Compensation in Sri Lanka and the Middle East
Our July 2022 multi-sector survey indicates that compensation ranges in Middle Eastern labor markets are significantly higher than in Sri Lanka. Our survey results show that the average annual salary ranges for support staff at Birches Group Level 6 in Sri Lanka receive a minimum of US$ 5,810 and a maximum of US$9,896, while a senior professional at Birches Group Level 10 receives a minimum of US$ 14,246 and a maximum of US$ 23,517. In Kuwait, support staff at Birches Group Level 6 would be paid approximately seven times more, between U$ 48,054 and US$ 76,418, while a senior professional at Birches Group Level 10 would receive between US$ 108,420 and US$ 153,708. As the chart above indicates, the figures are even higher in the UAE, Saudi Arabia, and Qatar.
Next steps for employers
Birches Group’s Market Monitor categorizes labor market conditions according to levels of volatility, with Level One as the lowest (reporting standard market conditions and market movement between 0–20%) and Level Six as the highest (where the country has reported labor market collapse, departure of most comparators from the market, and absence of reliable data on currency and inflation). In our most recent Market Monitor, Sri Lanka is now at Level Four, where labor market conditions reflect sudden, unexpected social or economic events, currency devaluation of 50% or more in six months or less, and there is disjointed and unclear comparator response. When the labor market becomes volatile, such as what we are seeing in Sri Lanka, organizations should place policies and procedures to keep pay programs functioning and to maintain business continuity.

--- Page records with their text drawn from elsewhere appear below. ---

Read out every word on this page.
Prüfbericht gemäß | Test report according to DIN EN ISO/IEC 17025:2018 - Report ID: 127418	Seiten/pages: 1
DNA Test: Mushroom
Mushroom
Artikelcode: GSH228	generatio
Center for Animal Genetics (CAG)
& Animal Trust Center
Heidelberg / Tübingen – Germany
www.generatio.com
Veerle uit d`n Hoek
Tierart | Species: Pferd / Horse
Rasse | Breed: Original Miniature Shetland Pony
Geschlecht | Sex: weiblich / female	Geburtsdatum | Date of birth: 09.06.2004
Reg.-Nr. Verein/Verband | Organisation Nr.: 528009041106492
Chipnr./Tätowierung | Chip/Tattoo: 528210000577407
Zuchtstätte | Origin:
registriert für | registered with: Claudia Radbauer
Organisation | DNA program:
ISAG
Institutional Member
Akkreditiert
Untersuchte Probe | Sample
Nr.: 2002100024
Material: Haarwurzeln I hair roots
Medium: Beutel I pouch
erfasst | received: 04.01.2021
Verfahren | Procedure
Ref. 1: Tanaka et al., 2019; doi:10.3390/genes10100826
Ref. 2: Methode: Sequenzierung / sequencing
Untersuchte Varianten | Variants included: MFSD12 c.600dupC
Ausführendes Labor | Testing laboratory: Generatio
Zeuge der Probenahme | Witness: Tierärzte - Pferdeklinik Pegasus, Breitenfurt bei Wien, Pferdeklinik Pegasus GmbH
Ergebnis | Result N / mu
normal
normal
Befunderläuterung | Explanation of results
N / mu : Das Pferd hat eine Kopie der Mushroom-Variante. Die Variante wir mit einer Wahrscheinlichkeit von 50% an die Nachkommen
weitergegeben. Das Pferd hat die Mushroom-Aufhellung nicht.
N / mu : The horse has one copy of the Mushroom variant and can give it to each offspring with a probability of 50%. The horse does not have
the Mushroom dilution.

To avoid losing skilled employees leading to brain drain, organizations in Sri Lanka must address the situation by establishing a Special Measures Policy. Through the Special Measures policy, employers can define the appropriate triggers within labor market conditions that warrant a change or update in salaries and benefits. These triggers, in turn, outline what organizations will do to help cushion the impact of hyperinflation on their people.